Tudo ao mesmo tempo agora
Prontamente recuperada, a Deusa de Ébano ordena que eu me deite e lhe dê o pote de Chandelle. Ela lambuza meu cacete e o acomoda em sua boca molhada. E consegue de mim um jorro de leite em sua boca, pequenas gotas brancas contrastando com a pele negra de seu rosto. Mais uma imagem que eu não esquecerei.
— Humm... Nham, nham! Mais Chandelle! – ela me diz, me encarando com um sorriso emoldurando uma carinha sapeca.
Mantendo a hidratação
A Deusa, no início de nosso encontro, havia me perguntado se eu gostaria de uma massagem. Depois de gozar duas vezes, decido aceitar, e me deito de bruços no tatame, enquanto a Deusa vai buscar um creme de massagem.
Ela se ajoelha ao meu lado e começa pelos meus pés e pernas, já me deixando bem relaxado. Passa para as minhas costas, me apertando com uma força que eu não esperava vir de um corpinho aparentemente tão frágil e meigo. Com isso e seus poderes divinos, ela consegue colocar minha coluna no lugar. Eu me sinto como um Corcel 75 que acaba de passar por um alinhamento de direção, cambagem e caster.
De repente, sinto um creme quente sendo espalhado pelas minhas costas. A Deusa prossegue com a massagem, mas desta vez esfregando seu corpo pelas minhas costas. Ela aproveita e esfrega sua ppk em mim, gemendo e curtindo. Eu me sinto sendo usado e abusado, como se fosse um brinquedo sexual em suas mãos. Nessa hora eu tomo a única atitude possível: fico quieto e aproveito. Ela beija meu pescoço, minha nuca, beija e mordisca minhas orelhas vulcanas.
Depois de tudo, relaxar...
Enquanto me arrumo para retornar à Enterprise, antes que a Ventania Solar prevista nos atinja, a Deusa me interpela.
— Você é bastante criativo nos seus relatos, quer dizer, nos seus relatórios de pesquisa. Você devia escrever um livro.
— Mas eu já escrevi um livro, eras atrás. Um livro de poesias.
— Sério? Quero que você faça uma pra mim!
Uma ordem vinda de uma Deusa não pode ser negada.
Brilho radiante em seu olhar
Riso lindo e solto, em meio aos gritos urbanos
Extasiado eu fico a admirar
Nela me sinto envolto, eu e meus instintos vulcanos
Deusa de ébano, beleza preta
Amor que me passa como um cometa
Termino de me arrumar e retorno para a Enterprise, levíssimo, com a alma renovada e a coluna alinhada.
Parecer sobre a nova visita à Brenda, a Deusa de Ébano:
▪️Pré-atendimento: Tudo foi decidido e arrumado de sopetão, mas sem deixar de lado aquele toquezinho provocador.
▪️Local: Apartamento na RB156, não lembro se é o mesmo do encontro anterior.
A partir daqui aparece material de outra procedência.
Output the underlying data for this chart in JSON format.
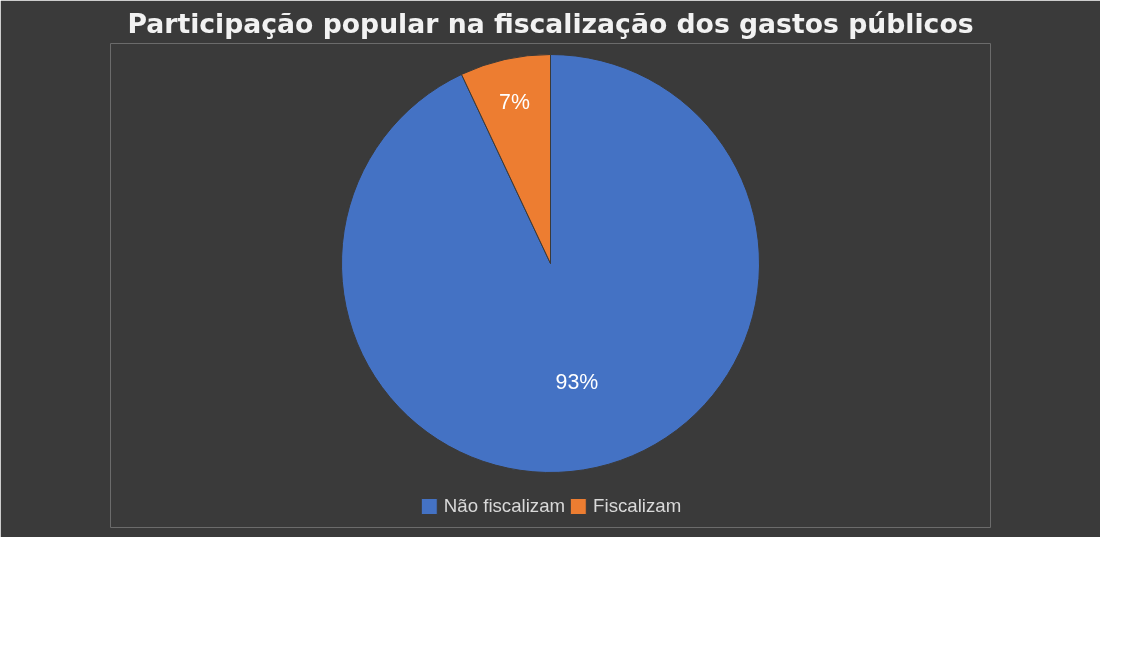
{
  "chart_data": {
    "type": "pie",
    "title": "Participação popular na fiscalização dos gastos públicos",
    "categories": [
      "Não fiscalizam",
      "Fiscalizam"
    ],
    "values": [
      93,
      7
    ],
    "colors": [
      "#4472c4",
      "#ed7d31"
    ],
    "value_labels": [
      "93%",
      "7%"
    ],
    "legend": "bottom"
  }
}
Cabine com tatame.
▪️A Mulher: Negra, baixinha, magrinha, seios pequenos, linda.
▪️Personalidade: Toda alegre e saltitante. Ela estava bem mais solta e atirada do que eu me lembrava.
▪️Massagem: Muito boa e relaxante.
▪️Beijo: Infinitamente melhores do que da primeira vez! Mais intensos, mais molhados, em maior quantidade, com mais vontade e entrega.
▪️Sexo: Tão bom quanto eu me lembrava.
▪️Parecer Técnico: Continua gostosa, melhorou em muitos aspectos. Deve-se manter acompanhamento de perto, para averiguar constantemente essa evolução.